None of the editions seem to provide an easy or obvious method to report or correct errors, though at least in the Project Gutenberg Kindle edition one was able to highlight or annotate the text–a feature that I couldn’t find on the other versions.  Further, all except the poorly copied version of Project Gutenberg’s HTML offered by the Internet Archive, offered means to jump through the text.  Most did this with a “go to page” field one could use, though Project Gutenberg stood out by offering the linked table of contents as well as the ability to create bookmarks.  HATHITrust was also original in that it also offered the ability to view the text as a series of thumbnails.

All the versions I explored offered the ability to search within the text for given words, though the Project Gutenberg HTML required on to do this with the use of the search or find feature in one’s browser, rather than offering a specific search box for the purpose.  All of the sites, with the exception of Project Gutenberg, did offer the ability to add it to a “library” if one signed into the website, however.  In fact, if one preferred to read offline, all of the site offered the ability to download the text in one or more formats for later study.

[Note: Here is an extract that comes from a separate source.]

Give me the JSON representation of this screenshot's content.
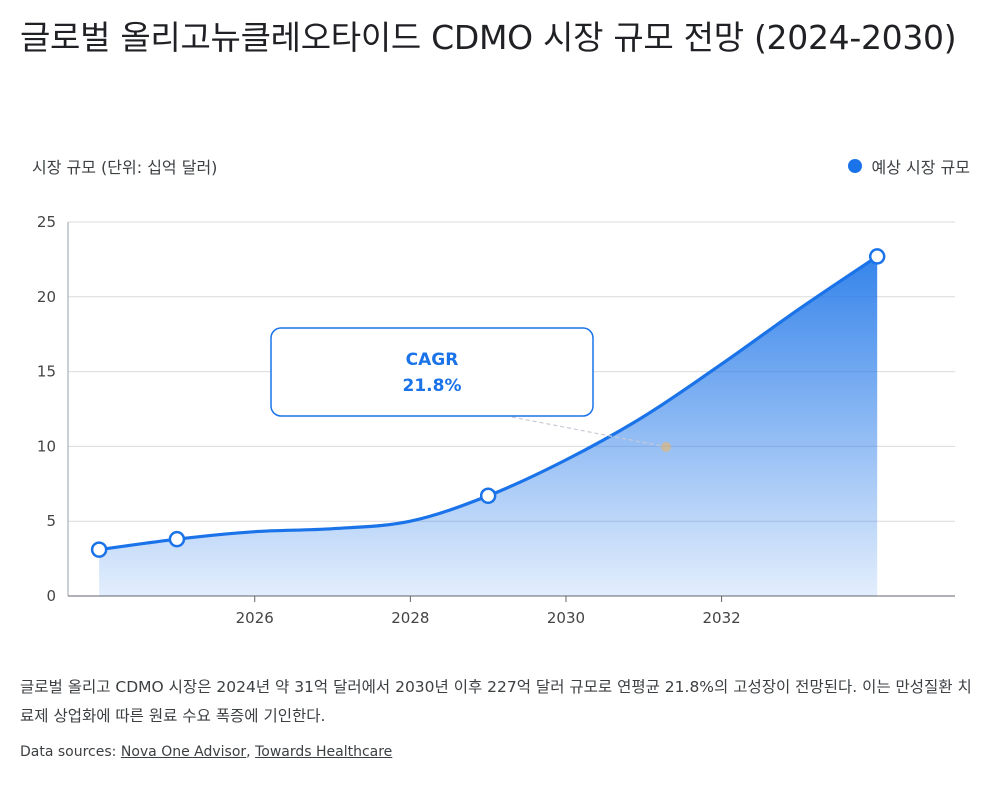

Finally, while the sites offered many abilities with the text they were all about the same.  None stood head and shoulders above the others in terms of affordances.  This is a shame really, considering the digital medium.  One was really is limited to reading the texts from start to finish or searching them for select terms.  The idea of “flipping through” the text was almost non-existant for the time it took to load the scanned pages in Google Books and HAHTITrust made that impossible (while my internt could be to blame here, I doubt it, given that I’m the only one using it at the moment).  Further, affordances one would have with the physical copy were no offered online–highlighting, dog-earring pages, etc.  So while the possibilities ought to be almost endless with the digital version of the text, they were sadly underutilized.